Why it matters: There's already a lot of disinformation regarding the Covid-19 vaccines, and hackers are trying to increase the distrust by leaking hacked information about the BioNTech-Pfizer and Moderna jabs that has been manipulated.

Last month, the European Medicines Agency (EMA) revealed it experienced a hack in which documents and emails relating to the regulatory submissions for the Covid-19 vaccines, stored on an EMA server, had been illegally accessed.

In its latest update on the investigation, the EMA writes that some of the hacked documents have leaked online, though not in their original form.

"Some of the correspondence has been manipulated by the perpetrators prior to publication in a way which could undermine trust in vaccines," the agency notes

While the EMA hasn't revealed what information was altered, it wrote: "We have seen that some of the correspondence has been published not in its integrity [...] and, or with, comments or additions by the perpetrators."

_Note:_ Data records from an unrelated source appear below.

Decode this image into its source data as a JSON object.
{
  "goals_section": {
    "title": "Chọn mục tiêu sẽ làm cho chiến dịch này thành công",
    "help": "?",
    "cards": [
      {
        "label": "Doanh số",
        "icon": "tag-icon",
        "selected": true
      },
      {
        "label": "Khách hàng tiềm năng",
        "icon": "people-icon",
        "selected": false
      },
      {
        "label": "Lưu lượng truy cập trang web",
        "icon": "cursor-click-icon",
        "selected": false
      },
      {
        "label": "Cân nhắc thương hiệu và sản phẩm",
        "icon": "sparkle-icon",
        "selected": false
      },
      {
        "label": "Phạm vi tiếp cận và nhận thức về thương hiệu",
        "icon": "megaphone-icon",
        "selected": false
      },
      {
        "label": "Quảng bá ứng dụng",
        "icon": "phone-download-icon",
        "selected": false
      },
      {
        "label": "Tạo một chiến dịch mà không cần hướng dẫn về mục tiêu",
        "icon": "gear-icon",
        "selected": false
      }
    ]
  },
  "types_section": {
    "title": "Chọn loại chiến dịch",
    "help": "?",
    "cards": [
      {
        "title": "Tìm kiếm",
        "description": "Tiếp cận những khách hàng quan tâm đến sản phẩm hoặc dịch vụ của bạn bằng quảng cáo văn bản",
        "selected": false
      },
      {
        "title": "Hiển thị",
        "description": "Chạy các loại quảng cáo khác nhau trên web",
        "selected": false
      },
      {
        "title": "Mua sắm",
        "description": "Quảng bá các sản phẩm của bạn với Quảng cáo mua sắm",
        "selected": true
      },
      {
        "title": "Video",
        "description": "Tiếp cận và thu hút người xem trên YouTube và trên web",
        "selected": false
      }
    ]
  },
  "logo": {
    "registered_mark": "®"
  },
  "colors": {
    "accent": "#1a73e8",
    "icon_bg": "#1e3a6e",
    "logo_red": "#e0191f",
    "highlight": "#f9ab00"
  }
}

It's still unknown who was behind the EMA hack or what they would have to gain by spreading disinformation about the Covid-19 vaccines. According to Dutch broadcaster NOS, the hacked pages were posted on a Russian forum, and a "foreign intelligence service" was behind the incident.

Last month, with the vaccines rolling out across the world, the IBM Security X-Force team found that a spear-phishing campaign was taking place targeting organizations in the Covid-19 cold chain---the process in which coronavirus vaccines are safely transported and stored in temperature-controlled environments.